The Leopard by Giuseppe Tomasi di Lampedusa
I can’t talk about Europe without mentioning the Mediterranean, and The Leopard is one of the best novels set in this region. Lampedusa has been unfairly eclipsed in recent years by Visconti’s excellent film; one must read it to immerse oneself in these southern countries, where splendour and sorrow coexist, and to comprehend that our legacy is one of both blood and light.
The Threepenny Opera by Bertolt Brecht
It’s worth reading, listening to, or seeing performed: The humorous voice of Brecht and the melody of Kurt Weill remind us that our works must never forget the people. And when I think of The Threepenny Opera, I can’t help but think of Giorgio Strehler’s staging, which I saw in Paris in 1986, when I was 14, and will never forget.

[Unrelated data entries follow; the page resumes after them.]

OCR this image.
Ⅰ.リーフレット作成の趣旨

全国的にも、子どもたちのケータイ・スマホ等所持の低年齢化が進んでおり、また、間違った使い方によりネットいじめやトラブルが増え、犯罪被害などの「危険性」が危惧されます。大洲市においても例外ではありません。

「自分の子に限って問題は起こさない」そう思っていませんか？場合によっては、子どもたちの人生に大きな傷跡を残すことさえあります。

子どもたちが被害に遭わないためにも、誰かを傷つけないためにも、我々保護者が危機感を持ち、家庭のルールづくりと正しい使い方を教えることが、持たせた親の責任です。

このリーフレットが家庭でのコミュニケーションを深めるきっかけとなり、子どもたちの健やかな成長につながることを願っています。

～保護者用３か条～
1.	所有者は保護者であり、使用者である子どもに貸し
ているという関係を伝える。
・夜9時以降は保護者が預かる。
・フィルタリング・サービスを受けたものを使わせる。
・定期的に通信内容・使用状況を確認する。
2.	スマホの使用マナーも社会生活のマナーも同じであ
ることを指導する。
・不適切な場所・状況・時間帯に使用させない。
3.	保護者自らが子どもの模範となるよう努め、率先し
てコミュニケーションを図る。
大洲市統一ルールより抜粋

Discourse on Colonialism by Aimé Césaire
This text is fantastic. I frequently return to it: it is necessary to read it several times in order to remember what Europe accomplished when it ruled the world. When it came to colonial predation, each country sought to go further and faster than its neighbors. It’s a part of our past. And Césaire reminds us of this in a rage-filled, beautiful, and frantic manner.
The Truce by Primo Levi
If This Is a Man, a somber and clinical depiction of our huge black hole, was an option. The Truce, on the other hand, throws light on a lesser-known and less-discussed aspect of the Holocaust: the return. Levi asks us to visualize Europe a few months after the Allies’ victory: a ruined landscape full with shadows attempting to find their way home.